I shrugged. "Two weeks from now. Unless it takes me longer to recover then it'll be—"

"Three weeks, give or take," he cut me off. I looked at him and he gave me a knowing smile.

He had been experiencing the same thing. Which was obvious, except I just didn't know yet for how long.

"What's your demon?" He asked me, leaning his head back in his seat. "What is the demon you are fighting against?"

I pursed my lips before giving him an answer. "Bone cancer. They will be feeding off my spine pretty soon before they start spreading everywhere they want to go." And right when I let those words left my lips, right after I spoke them out loud, I felt shivers running through my body.

The whole thing that happened that day was overwhelming—the news about Mr. Ahn, the sadness that filled the room, and then suddenly, I had to reveal the truth about my own battle. My demons.

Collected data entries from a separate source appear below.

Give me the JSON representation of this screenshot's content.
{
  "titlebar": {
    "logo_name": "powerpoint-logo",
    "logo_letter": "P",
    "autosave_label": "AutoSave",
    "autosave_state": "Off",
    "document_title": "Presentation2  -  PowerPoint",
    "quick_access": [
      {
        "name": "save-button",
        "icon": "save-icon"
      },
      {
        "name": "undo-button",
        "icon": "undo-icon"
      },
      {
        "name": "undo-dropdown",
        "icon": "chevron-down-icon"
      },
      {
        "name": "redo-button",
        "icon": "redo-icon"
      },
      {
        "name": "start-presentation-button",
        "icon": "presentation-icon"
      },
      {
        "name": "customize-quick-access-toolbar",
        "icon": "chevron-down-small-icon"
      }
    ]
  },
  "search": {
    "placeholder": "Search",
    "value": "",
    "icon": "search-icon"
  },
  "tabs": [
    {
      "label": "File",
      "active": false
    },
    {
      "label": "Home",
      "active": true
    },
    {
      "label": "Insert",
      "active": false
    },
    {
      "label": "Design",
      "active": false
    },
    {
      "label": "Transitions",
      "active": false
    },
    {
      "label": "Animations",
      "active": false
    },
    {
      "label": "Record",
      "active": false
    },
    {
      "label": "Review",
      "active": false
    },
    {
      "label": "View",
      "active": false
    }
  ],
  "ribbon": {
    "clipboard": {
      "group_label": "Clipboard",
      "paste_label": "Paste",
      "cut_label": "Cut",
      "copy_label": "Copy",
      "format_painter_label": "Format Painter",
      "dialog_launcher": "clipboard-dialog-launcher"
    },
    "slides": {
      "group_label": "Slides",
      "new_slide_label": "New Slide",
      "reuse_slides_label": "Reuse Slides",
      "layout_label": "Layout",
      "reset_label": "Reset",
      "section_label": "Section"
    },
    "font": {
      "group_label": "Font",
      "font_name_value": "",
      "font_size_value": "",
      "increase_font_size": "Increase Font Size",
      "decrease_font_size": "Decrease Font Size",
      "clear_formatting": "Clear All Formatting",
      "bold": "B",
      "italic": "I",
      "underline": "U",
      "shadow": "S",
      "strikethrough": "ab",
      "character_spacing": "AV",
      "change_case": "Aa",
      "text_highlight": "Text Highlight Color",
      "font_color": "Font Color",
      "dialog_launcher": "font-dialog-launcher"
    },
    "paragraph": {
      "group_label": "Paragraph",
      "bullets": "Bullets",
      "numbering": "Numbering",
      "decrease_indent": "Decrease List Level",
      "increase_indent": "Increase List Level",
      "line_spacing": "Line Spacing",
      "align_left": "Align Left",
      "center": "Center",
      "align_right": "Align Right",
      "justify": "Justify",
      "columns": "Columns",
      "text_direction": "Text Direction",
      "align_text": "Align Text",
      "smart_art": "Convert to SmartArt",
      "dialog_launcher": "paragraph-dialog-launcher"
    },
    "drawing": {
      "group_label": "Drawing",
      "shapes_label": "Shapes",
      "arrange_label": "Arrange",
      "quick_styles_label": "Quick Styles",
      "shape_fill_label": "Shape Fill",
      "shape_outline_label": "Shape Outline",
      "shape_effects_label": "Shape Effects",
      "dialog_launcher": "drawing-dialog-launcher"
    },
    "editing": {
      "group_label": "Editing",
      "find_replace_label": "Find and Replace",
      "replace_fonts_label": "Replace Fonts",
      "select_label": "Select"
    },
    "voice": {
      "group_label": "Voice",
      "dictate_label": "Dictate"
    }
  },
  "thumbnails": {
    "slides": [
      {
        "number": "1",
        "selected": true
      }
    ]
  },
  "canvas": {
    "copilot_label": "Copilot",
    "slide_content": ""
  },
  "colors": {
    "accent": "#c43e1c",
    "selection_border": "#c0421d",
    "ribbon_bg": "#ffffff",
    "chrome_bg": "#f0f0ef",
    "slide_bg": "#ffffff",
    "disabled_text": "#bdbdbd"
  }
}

Everything was real. Everything was actually happening. And for the first time ever since the day I found out about my illness, I felt so afraid. I felt as if every feeling and every dreadful thought that I had suppressed inside me came flowing out right away and I was trembling in fear.

I was scared for my life.

He must have felt the change of emotions that came flooding inside me. Because as I was drowning in my fear, as I was lost in my own thoughts, he pulled me back by taking my trembling hand in his hold.

"Don't give up," he said, gripping my hand gently while giving me a smile that had more warmth than mischief. "Don't you dare give up. I won't let you."

I felt my tears brimming at the corner of my eyes at his words, and I could only nod since I knew I would end up sobbing if I had said anything.

He pulled my hand to his again right when I was about to leave my seat. "Park Jimin," he said. "That's my real name. Don't ever forget about me, alright?"

I nodded at him and smiled, gripping his hand tightly with my trembling fingers once more as if he would disappear once I let go. "Will I see you again next time?"

He chuckled. Letting me feel slightly relieved even though I could still sense his sadness and worries emitting behind his warm smile. Yet as always, he managed to cover them up the moment he playfully said,

"Oh—Don't worry. I will always be right here waiting for you, love."